Here’s a video of the demo running on my Valve Index:

I’ve first built a prototype in the Babylon.js Playground: https://playground.babylonjs.com/#JA1ND3#539 where you can navigate into the scene, press the “Call” button and experience a fake video. You can click on the “A” button of an Oculus controller to put the video on top of the left controller.

Then I’ve integrated the ACS JavaScript SDK to get the video streamed by the ACS infrastructure from Microsoft Teams. You can try the sample & read the code from my Github repo: GitHub – davrous/acsauth: Deploy in less than 10 min an Azure Communication Services sample to be shared & tested with your colleagues & friends. You’ll find the complete instructions to setup it in the readme.

Metaverse integrated inside Microsoft Teams

I’ve also been working with the awesome people from FrameVR who are using Babylon.js to build their custom Metaverse solution. They have recently published their app in the Microsoft Teams apps store and shared about it: Frame Blog: Bringing the Metaverse to Microsoft Teams (framevr.io).

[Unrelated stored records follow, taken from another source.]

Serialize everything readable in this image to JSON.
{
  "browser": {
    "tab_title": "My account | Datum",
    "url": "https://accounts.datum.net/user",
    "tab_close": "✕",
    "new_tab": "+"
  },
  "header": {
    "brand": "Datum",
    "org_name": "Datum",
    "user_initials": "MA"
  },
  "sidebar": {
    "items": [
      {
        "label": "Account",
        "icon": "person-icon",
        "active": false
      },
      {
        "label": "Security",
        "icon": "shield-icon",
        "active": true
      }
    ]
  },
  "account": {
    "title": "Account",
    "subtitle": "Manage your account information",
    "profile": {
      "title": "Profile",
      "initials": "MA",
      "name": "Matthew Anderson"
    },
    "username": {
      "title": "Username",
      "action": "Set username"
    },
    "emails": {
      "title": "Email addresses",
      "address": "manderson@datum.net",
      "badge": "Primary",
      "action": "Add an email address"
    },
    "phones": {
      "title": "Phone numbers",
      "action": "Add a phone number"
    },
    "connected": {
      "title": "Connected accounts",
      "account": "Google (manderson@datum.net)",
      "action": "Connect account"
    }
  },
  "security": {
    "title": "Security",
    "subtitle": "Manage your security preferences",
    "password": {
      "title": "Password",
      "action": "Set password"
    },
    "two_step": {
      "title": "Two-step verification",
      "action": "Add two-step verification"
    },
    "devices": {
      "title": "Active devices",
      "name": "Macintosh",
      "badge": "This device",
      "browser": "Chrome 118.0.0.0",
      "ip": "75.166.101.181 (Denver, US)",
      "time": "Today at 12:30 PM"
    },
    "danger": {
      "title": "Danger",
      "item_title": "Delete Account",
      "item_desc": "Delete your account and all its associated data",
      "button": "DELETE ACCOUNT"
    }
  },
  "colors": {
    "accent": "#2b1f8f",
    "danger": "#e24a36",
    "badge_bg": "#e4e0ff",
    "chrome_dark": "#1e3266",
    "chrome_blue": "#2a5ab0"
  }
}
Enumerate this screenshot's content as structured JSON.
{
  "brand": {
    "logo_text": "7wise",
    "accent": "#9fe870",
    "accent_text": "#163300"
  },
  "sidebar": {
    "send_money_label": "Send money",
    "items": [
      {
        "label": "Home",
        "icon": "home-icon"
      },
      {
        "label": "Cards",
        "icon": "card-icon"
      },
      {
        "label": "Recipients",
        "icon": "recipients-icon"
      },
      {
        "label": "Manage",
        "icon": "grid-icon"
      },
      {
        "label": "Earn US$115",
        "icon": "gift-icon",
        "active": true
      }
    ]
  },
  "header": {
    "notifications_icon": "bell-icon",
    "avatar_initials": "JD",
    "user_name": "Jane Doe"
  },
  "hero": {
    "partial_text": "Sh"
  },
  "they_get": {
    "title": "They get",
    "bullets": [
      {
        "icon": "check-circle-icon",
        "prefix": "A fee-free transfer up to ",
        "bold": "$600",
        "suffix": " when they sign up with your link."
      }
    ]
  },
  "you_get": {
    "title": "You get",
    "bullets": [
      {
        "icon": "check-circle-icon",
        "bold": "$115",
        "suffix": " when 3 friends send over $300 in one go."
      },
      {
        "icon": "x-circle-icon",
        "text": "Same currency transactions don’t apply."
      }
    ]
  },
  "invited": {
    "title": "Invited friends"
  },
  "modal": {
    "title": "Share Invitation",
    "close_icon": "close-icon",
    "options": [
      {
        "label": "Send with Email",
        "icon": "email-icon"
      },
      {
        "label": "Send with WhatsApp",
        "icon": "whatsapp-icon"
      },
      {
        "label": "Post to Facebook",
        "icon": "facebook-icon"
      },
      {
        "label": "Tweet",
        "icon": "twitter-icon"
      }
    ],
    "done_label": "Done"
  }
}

Have a look to the result:

Other Microsoft products

Babylon.js and its WebXR support is also used inside SharePoint Spaces or Power Apps: Use the 3D object control in Power Apps – Power Apps | Microsoft Docs.

You then see that WebXR is ready for prime time!

I hope this article and the various demos with their associated code will help you to better understand what can and could be done using WebXR. I hope it will inspire you to build great immersive or augmented reality experiences!